// . //  Insights //  Companies Ignoring Gender Diversity In Net Zero Strategies

This article was first published by Investment Week on October 26, 2021. 

Whilst more than a fifth of major corporations have pledged to reach net-zero emissions by 2050, few actively include or consider women in their climate action decisions and plans, new research shows.

The Oliver Wyman Forum and 30% Club on The Climate Action Gender Gap report revealed that although diversity and climate are top priorities for CEOs and boards of directors, almost none have considered how linking the two management priorities could accelerate their transition to net zero emissions.

"As our research and interviews with more than 20 companies progressed, it became clear that not only are women largely excluded from most high-level government and corporate discussions on climate, their role as change-makers is largely unrecognised and underestimated. Yet businesses need to include female colleagues, customers and investors if they are serious about meeting net-zero carbon emissions by 2050," the report said.

Female investors are almost twice as likely as their male counterparts to say it is important for the companies they invest in to integrate ESG factors into their policies and decisions

The research also showed that women are the most likely change-makers for climate in economic areas from corporate leadership to product development. Female investors are almost twice as likely as their male counterparts to say it is important for the companies they invest in to integrate ESG factors into their policies and decisions.

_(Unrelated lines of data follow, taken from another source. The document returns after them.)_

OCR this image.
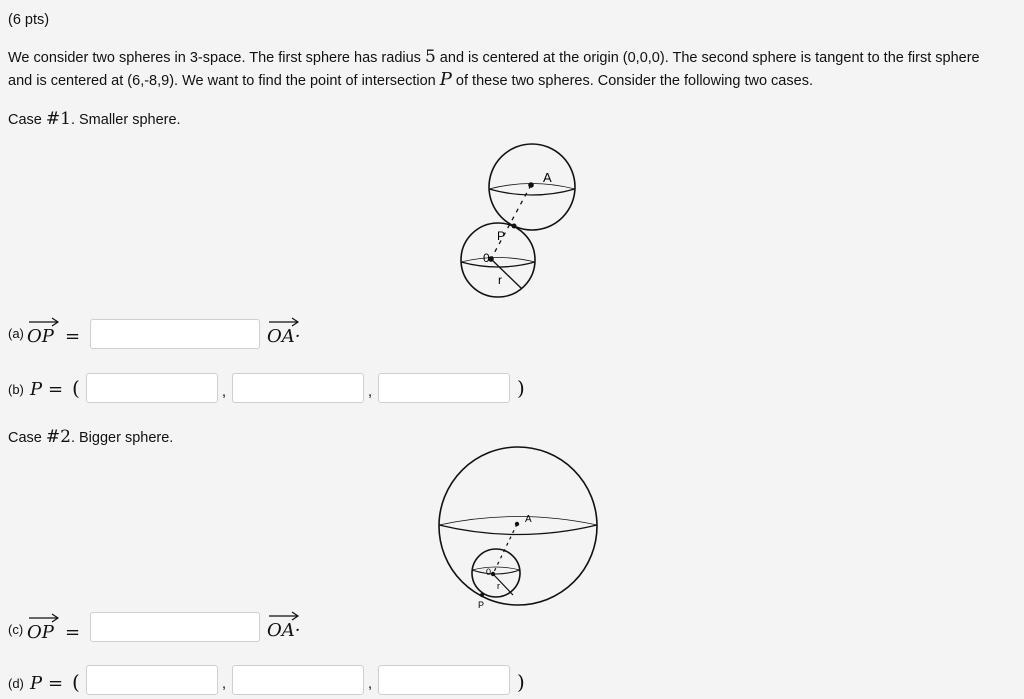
(6 pts)
We consider two spheres in 3-space. The first sphere has radius 5 and is centered at the origin (0,0,0). The second sphere is tangent to the first sphere
and is centered at (6,-8,9). We want to find the point of intersection P of these two spheres. Consider the following two cases.
Case #1. Smaller sphere.
A
P
0
r
(a) OP =	OA
·
(b) P = (	,	,	)
Case #2. Bigger sphere.
A
0
r
P
(c) OP =	OA
·
(d) P = (	,	,	)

Another issue is the underrepresentation of women at many leading companies. In the FTSE 250, there are only nine female CEOs (4% of the total) and 29 female CFOs (12% of the total). At S&P 500 companies, women hold just 6% of CEO positions. And a barometer of women in director positions indicated that in 2019, representation in Germany was 33%, in Japan 8.4% and in India 15.9%.

There are especially few senior women in the six highest carbon-emitting industries: energy generation, mineral and metal, mining, manufacturing, agriculture, transport, and construction. These sectors together account for 80% of the emissions reductions needed by the end of 2030 to prevent global temperatures from rising more than 1.5 degrees Celsius above pre‑industrial levels.

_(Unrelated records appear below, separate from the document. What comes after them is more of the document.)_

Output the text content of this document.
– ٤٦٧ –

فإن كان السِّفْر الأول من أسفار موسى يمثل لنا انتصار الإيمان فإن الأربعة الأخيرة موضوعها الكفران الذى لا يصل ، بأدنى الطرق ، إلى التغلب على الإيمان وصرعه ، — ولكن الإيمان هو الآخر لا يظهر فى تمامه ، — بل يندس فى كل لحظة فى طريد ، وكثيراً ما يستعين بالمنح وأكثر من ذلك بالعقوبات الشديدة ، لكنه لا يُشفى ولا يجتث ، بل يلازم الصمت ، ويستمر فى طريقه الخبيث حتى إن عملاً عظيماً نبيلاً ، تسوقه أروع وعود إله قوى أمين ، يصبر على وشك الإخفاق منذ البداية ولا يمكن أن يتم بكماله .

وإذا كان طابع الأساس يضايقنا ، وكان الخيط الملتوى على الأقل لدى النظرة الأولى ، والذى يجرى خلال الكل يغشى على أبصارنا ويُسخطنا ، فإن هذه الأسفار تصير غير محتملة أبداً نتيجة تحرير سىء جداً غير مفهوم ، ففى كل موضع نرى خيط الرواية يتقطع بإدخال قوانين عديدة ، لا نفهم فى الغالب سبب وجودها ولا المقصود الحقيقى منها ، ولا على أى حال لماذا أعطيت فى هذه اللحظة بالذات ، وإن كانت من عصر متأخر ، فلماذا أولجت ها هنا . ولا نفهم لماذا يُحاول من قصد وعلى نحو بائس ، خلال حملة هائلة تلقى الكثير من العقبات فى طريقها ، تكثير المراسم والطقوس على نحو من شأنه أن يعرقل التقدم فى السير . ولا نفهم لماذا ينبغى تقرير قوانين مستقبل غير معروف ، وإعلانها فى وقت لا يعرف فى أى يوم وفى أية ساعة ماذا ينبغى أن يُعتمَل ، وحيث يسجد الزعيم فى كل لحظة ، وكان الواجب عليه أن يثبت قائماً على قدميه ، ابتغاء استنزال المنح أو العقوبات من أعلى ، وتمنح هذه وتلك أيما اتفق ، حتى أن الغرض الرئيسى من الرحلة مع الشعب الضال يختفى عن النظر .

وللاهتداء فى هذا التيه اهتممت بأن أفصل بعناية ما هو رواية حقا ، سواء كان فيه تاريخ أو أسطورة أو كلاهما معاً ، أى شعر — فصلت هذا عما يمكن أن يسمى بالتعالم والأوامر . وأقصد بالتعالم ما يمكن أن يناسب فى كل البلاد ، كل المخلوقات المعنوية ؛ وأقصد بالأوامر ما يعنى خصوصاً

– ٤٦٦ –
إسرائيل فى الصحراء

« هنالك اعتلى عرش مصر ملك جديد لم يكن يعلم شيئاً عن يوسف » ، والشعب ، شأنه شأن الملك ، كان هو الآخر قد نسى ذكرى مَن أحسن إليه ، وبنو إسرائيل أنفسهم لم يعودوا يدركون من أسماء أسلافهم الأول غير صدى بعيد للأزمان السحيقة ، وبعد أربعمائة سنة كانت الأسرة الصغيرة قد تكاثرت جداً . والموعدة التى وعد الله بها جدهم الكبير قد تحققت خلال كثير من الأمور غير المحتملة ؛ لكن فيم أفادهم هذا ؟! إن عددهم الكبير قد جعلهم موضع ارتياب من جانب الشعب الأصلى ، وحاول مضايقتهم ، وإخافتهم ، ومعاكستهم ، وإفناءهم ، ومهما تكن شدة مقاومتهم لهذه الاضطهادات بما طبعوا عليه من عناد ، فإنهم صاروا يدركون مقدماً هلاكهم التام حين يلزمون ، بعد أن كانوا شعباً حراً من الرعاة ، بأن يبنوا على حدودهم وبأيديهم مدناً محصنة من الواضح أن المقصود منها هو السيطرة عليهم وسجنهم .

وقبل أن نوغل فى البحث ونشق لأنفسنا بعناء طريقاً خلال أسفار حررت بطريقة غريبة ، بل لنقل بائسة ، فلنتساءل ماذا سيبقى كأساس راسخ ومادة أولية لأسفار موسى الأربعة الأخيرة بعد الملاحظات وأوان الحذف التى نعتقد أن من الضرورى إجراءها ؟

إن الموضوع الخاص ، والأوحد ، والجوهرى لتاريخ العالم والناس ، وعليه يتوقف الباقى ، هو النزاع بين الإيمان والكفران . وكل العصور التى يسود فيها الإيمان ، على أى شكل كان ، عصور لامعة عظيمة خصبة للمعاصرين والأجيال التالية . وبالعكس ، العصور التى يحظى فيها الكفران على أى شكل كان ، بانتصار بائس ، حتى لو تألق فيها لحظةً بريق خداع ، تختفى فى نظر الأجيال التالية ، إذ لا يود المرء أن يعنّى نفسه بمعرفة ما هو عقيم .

"Gender representation is important for companies with climate targets, as there is evidence that women in leadership positions contribute to climate goals. Women in government positions are more likely to sign on to international treaties to reduce global warming than men," the report highlighted.

The research also mentioned that women are also significantly more likely than men to recognize that climate action requires major lifestyle changes. On average, 75% of women consider the environmental impact of their purchases when they believe that it has a big effect on climate change, compared with 64% of men, according to one survey.

Other past studies have shown that women are slightly more likely than men to be concerned about the environment and that they have stronger pro-climate opinions and beliefs.

The Oliver Wyman Forum and the 30% Club on The Climate Action Gender Gap said companies can speed up the race to net zero by considering three roles:

  1. Climate action leaders: More women should be in leadership positions. They are often more open than men to changes that will drive climate action but are underrepresented in decision-making positions, especially in carbon-intensive industries;
  2. Climate-lens investors: Climate solutions require large-scale investment. Women are growing in importance as investors who have a stronger preference than men for investing that prioritizes environmental, social and corporate governance (ESG) factors;
  3. Low-carbon product influencers: To persuade consumers to buy more low-carbon products, corporations should consider women's preferences more closely. Women make a large proportion of household purchase decisions in areas that generate high emissions, such as food, travel and energy. They are also more likely on average than men to change their habits in ways that contribute to emissions reduction.

Climate action and gender equality is one of the topics being discussed at COP26, in Glasgow. A coalition of feminist groups has called for women to play a greater role at the summit, as the needs of women and girls are being overlooked amid the global climate crisis.